Assim, a Europa está se tornando uma verdadeira “Eurábia”, que é a combinação das palavras “Europa” e “Arábia”. Trata-se da islamização da Europa moderna, motivada, principalmente, pelo “suicídio” daquele continente, onde as pessoas não querem mais ter filhos, e onde já se fala em cultura pós-cristã, com o fechamento de igrejas e catedrais, que dão lugar a bibliotecas, centros culturais, restaurantes. “Estudo de uma equipe de sociólogos do EVS mostra que, em 1999, havia 62,1% de católicos e 25,8% de protestantes no continente. Em 2008, data do último relatório, registrou-se queda vertical nas proporções, para 36,7% e 14,5%, respectivamente. (...) Do lado muçulmano, ocorre o contrário. Eles são atualmente 44 milhões (6% da população europeia), depois de um aumento de 14,5 milhões de 1990 a 2010” (“Europa: queda vertical de católicos e protestantes! Crescem os sem igreja e os muçulmanos!” Ex-Blog do Cesar Maia, 28/10/2011). Os muçulmanos agradecem esse precioso presente oferecido por Alá, chucrán! Apesar dos magrebianos terem casa, comida e escola de graça, como é o caso da França, eles não se aculturam e exibem faixas em protestos: “O Islã é a solução”, “O Islã é minha pátria”. Já existe uma espécie de intifada na França, na Alemanha e na Inglaterra, com incêndios de carros e prédios públicos, e depredações em geral, a qualquer pretexto - com o apoio direto ou indireto dos sheikhs nas mesquitas, que vociferam contra os “infiéis”. Deveriam ser todos deportados, já que cospem no prato em que comem.

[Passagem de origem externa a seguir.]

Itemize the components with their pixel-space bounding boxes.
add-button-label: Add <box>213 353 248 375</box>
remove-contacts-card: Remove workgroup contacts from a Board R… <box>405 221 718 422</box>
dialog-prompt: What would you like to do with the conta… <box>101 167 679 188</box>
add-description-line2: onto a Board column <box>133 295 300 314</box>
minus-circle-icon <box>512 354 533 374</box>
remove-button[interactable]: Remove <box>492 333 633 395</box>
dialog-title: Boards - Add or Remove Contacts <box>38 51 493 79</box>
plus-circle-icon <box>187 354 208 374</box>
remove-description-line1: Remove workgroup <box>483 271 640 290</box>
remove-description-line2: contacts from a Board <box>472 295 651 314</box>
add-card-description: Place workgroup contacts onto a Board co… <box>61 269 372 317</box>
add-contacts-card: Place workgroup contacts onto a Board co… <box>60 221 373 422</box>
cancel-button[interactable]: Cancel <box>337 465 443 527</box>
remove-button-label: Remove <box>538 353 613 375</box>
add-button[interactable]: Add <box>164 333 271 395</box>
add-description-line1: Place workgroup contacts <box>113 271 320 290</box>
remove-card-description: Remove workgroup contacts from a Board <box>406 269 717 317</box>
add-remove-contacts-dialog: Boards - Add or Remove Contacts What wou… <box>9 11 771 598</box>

Com o crescimento populacional da nova nação, a “Eurábia”, não é de estranhar que haja tanto apoio ao insurgente Estado Islâmico, que comete atrocidades na Síria e no Iraque, onde cristãos e yazidis são dizimados como cães sarnentos: 2% dos alemães, 7% dos britânicos, 16% dos franceses, conforme dados do site Notícias da Rua Judaica. Esses dados percentuais refletem a população muçulmana desses países, que aumenta a cada ano. Só depois de a Grã-Bretanha ceder clandestinamente pelo menos 500 jihadistas para lutar ao lado do grupo que decepou a cabeça de um jornalista americano frente a uma câmera é que o 1º ministro David Cameron, enfim, acordou.

Durante décadas, houve um longo tempo de semeadura. Agora, a colheita será farta.

Notas:

(1) JOHNSON, Paul. Tempos Modernos - O mundo dos anos 20 aos 80. Bibliex e Instituto Liberal, Rio, 1994 (Tradução de Gilda de Brito Mac-Dowell e Sérgio Maranhão da Matta).

(2) HUTTON, J. Bernard. Os Subversivos - A primeira revelação mundial do plano comunista de conquista do mundo ocidental. Bibliex, coedição com Editora Artenova S. A., Rio, 1975 (Tradução de Luiz Corção).

(3) BODANSKY, Yossef. Bin Laden - O Homem que Declarou Guerra à América. Ediouro, São Paulo, 2002.

(4) LAFFIN, John. The Arab Mind - A need for Understanding. Cassel & Company Limited, London, 1978.